“Makkelijk rijk worden met exotische beleggingen, daar geloven wij niet zo in”

Gepubliceerd op: 11 november 2021

Maar liefst drie van de vijf spelers in de Engelse Premier League zijn binnen vijf jaar na het einde van hun voetbalcarrière failliet. In de Amerikaanse NBA-competitie is het voor basketballers al niet anders. Nee, dan Nederland. Daar blijken voetballers hun financiën zelfs beter geregeld te hebben dan de gemiddelde Nederlander. En daar zou het CFK – een financiële overbruggingsregeling voor profvoetballers en -wielrenners – wel eens een grote rol in kunnen spelen.


Na vijftien jaar directeur van het CFK te zijn geweest, kende Ben-Ivar Kolster zijn pappenheimers wel. En ook in zijn huidige rol als financieel coach bij de VVCS (de belangenorganisatie voor betaald voetballers) maakt hij de handel en wandel van profspelers van dichtbij mee. Dat niet iedere voetballer even verantwoordelijk met zijn geld omgaat, wist hij dus ook. Maar dat het zo erg als in Engeland en de VS zou zijn, leek hem sterk.

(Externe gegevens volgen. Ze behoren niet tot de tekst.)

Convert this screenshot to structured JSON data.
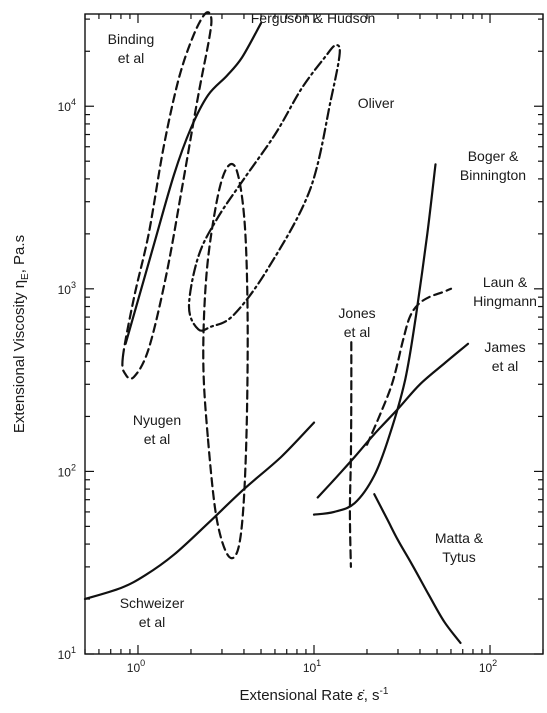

Kolster: “We zagen die statistieken één op één op Nederland geprojecteerd worden. Maar omdat we dat beeld helemaal niet herkenden, hebben we dit door een student aan de Universiteit van Utrecht laten onderzoeken. En wat blijkt? Profvoetballers in Nederland hebben na hun voetbalcarrière zelfs nog minder financiële problemen dan de gemiddelde Nederlander, volgens de definities van het Nibud. Ze hebben minder betalingsproblemen, sluiten minder leningen af en komen makkelijker rond. Nee, dat verraste ons niet. Want wat bij profvoetballers na hun carrière kan leiden tot problemen, wordt heel goed ondervangen door het CFK.”


Zwart gat
Een financiële buffer die de profvoetballer en –wielrenner na zijn sportcarrière de tijd geeft om zich zonder financiële zorgen voor te bereiden op een maatschappelijke loopbaan. Zo zou je het CFK kunnen omschrijven. Want voor topsporters is het vaak even slikken, als ze gestopt zijn. Velen worstelen met het wegvallen van hun inkomsten én hun dagstructuur en vallen in een zwart gat. Het CFK is erop gericht om dat te voorkomen, via de opbouw van een persoonlijke financiële reserve.

Ben-Ivar Kolster

Gokverslaving
Zo’n reserve is volgens VVCS-voorzitter en voormalig profvoetballer Evgeniy Levchenko (onder meer Vitesse, Sparta Rotterdam en FC Groningen) geen overbodige luxe: “Het leven ná voetbal is een test op duurzaamheid, want de overstap van voetbal naar een normaler leven is echt groot. Je verliest de dagelijkse structuur en hebt niet zomaar een manier om terug de maatschappij in te rollen. In feite worden spelers gebruikt als materiaal. Ze leven tijdens hun actieve voetbalcarrière in een afgesloten wereldje waarin alles voor ze wordt gedaan. Ze hoeven zich alleen maar met hun prestaties op het veld bezig te houden. Maar zodra ze gestopt zijn, zeggen hun zaakwaarnemers vaak: ‘Zo, nu kan ik niks meer voor je doen.’ En dan moeten ze dingen zelf gaan regelen. Ik heb destijds wel eens gedacht: hoe heb ik in godsnaam twintig jaar in Nederland kunnen voetballen zonder ook maar iets te weten van praktische zaken als belasting en verzekeringen?”  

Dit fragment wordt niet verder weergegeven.